There would also be Hoos on the dark side, but apart from some discharge of heat, its unlikely that the frozen dead dark side would be of much interest.   It's possible that strange intelligent and animal life might cling to the wells of heat produced by the Hoos here.   The Hoos areas would be frozen of course, but not as cryogenically cold as the rest of the dark side.   The interior Mercurians might travel to the dark side for observatories, science or simply mining.

We could imagine that the civilization of the Mercurians would be at quite a high level.  Their world is diverse and volatile, and they have access to both the outer and inner surfaces.  This richness of environment might suggest either a scientifically progressive civilization, or a radically deranged superstition laden land.

As to how life and humanity wind up there, I would suggest, once again, a mechanism of planetary transformation, as discussed in “Are Barsoomians Human.”

As to the nature or quality of that life, or of human life, I would hesitate to discuss.  The lighter gravity, thick internal atmosphere and volatile storms suggest perhaps, that aerial life might have an advantage.   The sole recommendation for human life is that Ras Thavas had some hopes for it.

The outer solar system contains a handful of bodies as large or larger than Earth's Moon, which could conceivably support inner worlds with life and humanity within them.

They are, respectively:
 

• Europa, of Jupiter, 2000 miles diameter.
• Ganymede, of Jupiter, 3500 miles diameter.
• Io, of Jupiter, 2400 miles diameter.
• Callisto, of Jupiter, 3200 miles diameter.
• Titan, of Saturn, 3100 miles in diameter
• Triton, of Neptune, 3000 miles in diameter.
• Pluto, 2000 miles in diameter.

Titan, Callisto and Ganymede have atmospheres.  Volcanic activity has been spotted on some of the Jovian satellites, and one appears to contain a liquid ocean under its icy core. 

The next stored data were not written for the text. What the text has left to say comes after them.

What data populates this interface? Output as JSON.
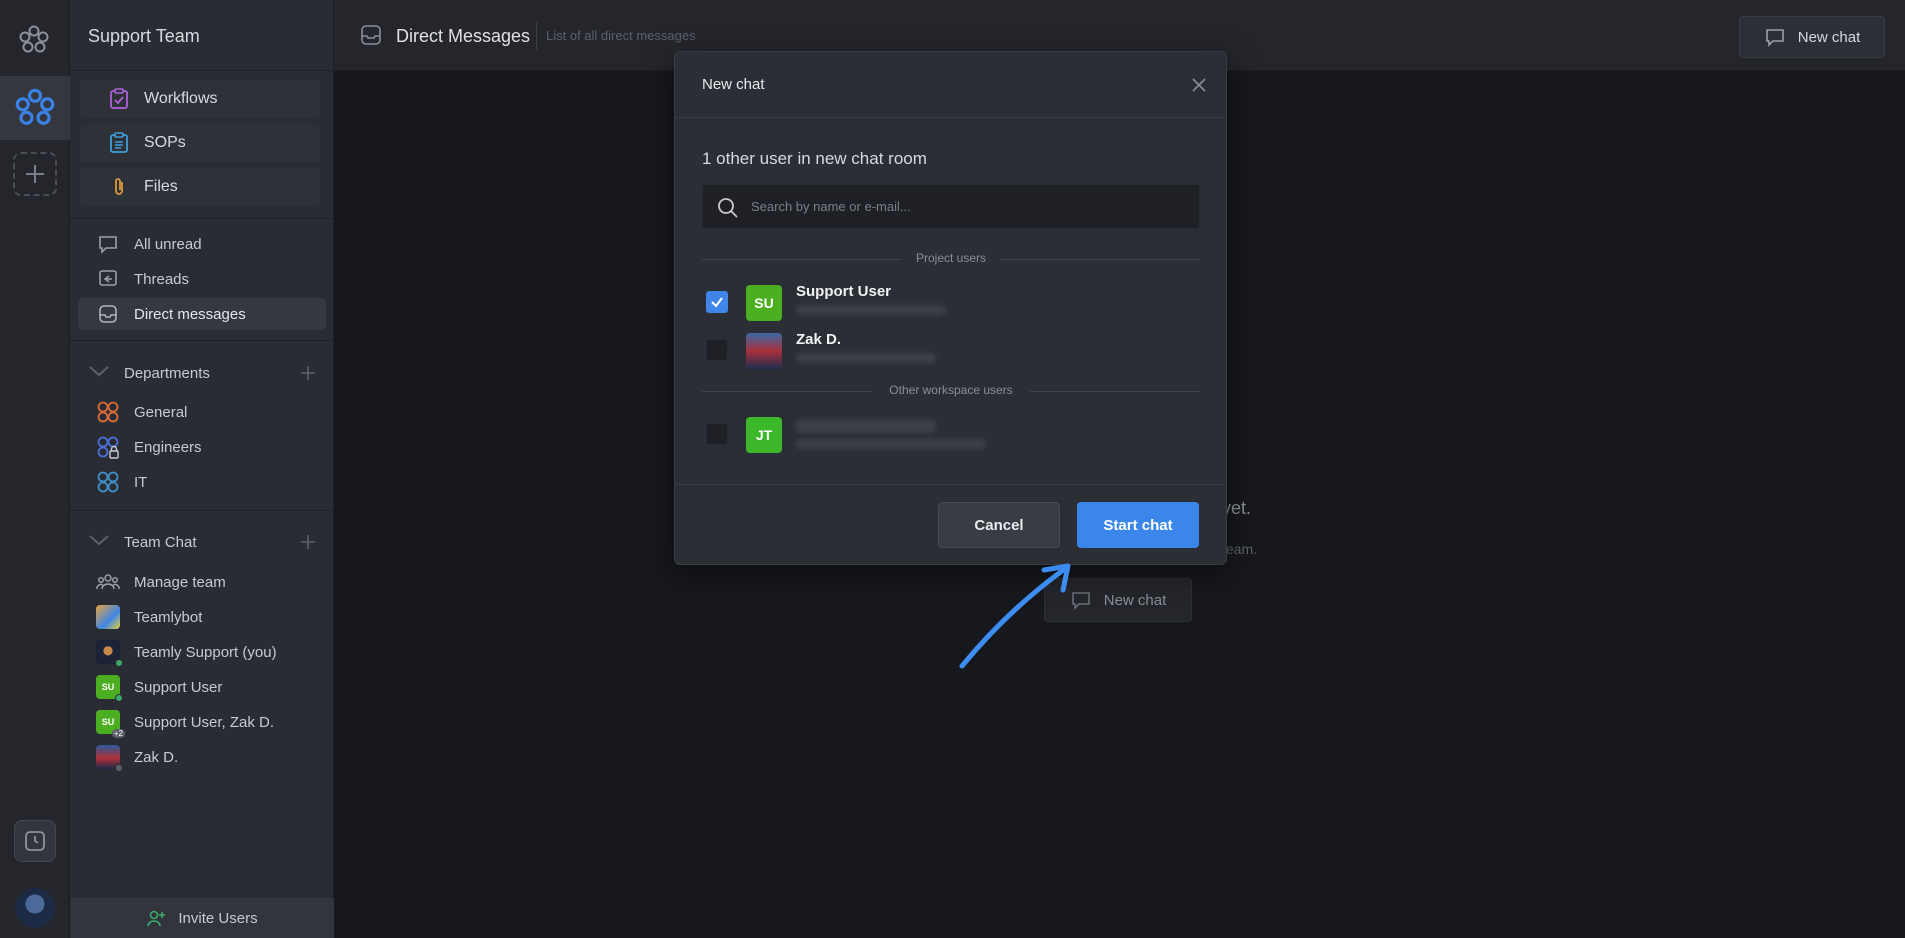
{
  "sidebar": {
    "title": "Support Team",
    "tools": [
      {
        "label": "Workflows",
        "icon": "clipboard-check-icon",
        "color": "#b062d8"
      },
      {
        "label": "SOPs",
        "icon": "list-doc-icon",
        "color": "#3f9ed8"
      },
      {
        "label": "Files",
        "icon": "paperclip-icon",
        "color": "#d89a3a"
      }
    ],
    "nav": [
      {
        "label": "All unread",
        "icon": "chat-bubble-icon"
      },
      {
        "label": "Threads",
        "icon": "threads-icon"
      },
      {
        "label": "Direct messages",
        "icon": "inbox-icon",
        "active": true
      }
    ],
    "departments": {
      "label": "Departments",
      "items": [
        {
          "label": "General",
          "icon": "four-circles-icon",
          "color": "#d86a3a"
        },
        {
          "label": "Engineers",
          "icon": "four-circles-lock-icon",
          "color": "#4a6fd8"
        },
        {
          "label": "IT",
          "icon": "four-circles-icon",
          "color": "#3f8ec8"
        }
      ]
    },
    "team_chat": {
      "label": "Team Chat",
      "items": [
        {
          "label": "Manage team",
          "avatar": "team-icon"
        },
        {
          "label": "Teamlybot",
          "avatar": "bot-avatar"
        },
        {
          "label": "Teamly Support (you)",
          "avatar": "photo-avatar"
        },
        {
          "label": "Support User",
          "avatar": "SU"
        },
        {
          "label": "Support User, Zak D.",
          "avatar": "SU",
          "extra": "+2"
        },
        {
          "label": "Zak D.",
          "avatar": "photo-avatar"
        }
      ]
    },
    "invite": "Invite Users"
  },
  "topbar": {
    "title": "Direct Messages",
    "subtitle": "List of all direct messages",
    "new_chat": "New chat"
  },
  "background": {
    "empty_title": "yet.",
    "empty_sub": "team.",
    "new_chat": "New chat"
  },
  "modal": {
    "title": "New chat",
    "count_text": "1 other user in new chat room",
    "search_placeholder": "Search by name or e-mail...",
    "project_users_label": "Project users",
    "other_users_label": "Other workspace users",
    "users": [
      {
        "initials": "SU",
        "name": "Support User",
        "checked": true,
        "color": "#4caf22"
      },
      {
        "initials": "",
        "name": "Zak D.",
        "checked": false,
        "color": "#2d4a7a"
      },
      {
        "initials": "JT",
        "name": "",
        "checked": false,
        "color": "#3cb82a"
      }
    ],
    "cancel": "Cancel",
    "start": "Start chat"
  },
  "colors": {
    "accent": "#3a86ea",
    "annotation_arrow": "#3d8cf0"
  }
}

But having said that, the prospects for these inner worlds seem dim.   All of them probably resemble Va-Nah and have inert dwarf black holes wrapped in stable shells, and so they do not possess internal suns.  They are too far for heat from the sun.  Their best hopes of energy to sustain internal human life would be tidal forces from their principal worlds.   A good bet with the satellites of Jupiter and even Saturn, a poor bet with the satellite of Neptune, and a very bad bet for Pluto.

We know too little about these small distant worlds to even speculate as to their geography and geology, save only that one Jovian satellite may be nothing but a world ocean down to its core and covered with ice.

In the end, this lack of knowledge prevents us from really coming up with anything interesting.  They are blank slates. 

Still, Burroughs universe finds inhabited worlds in the solar system, on places as small as Thuria and as vast as Jupiter.   So the rules that we have taken from the hollow worlds of Earth and the Moon, and which we've applied ever less profitably to Mars, Venus and then Mercury should not be considered determinative of the limits of human life.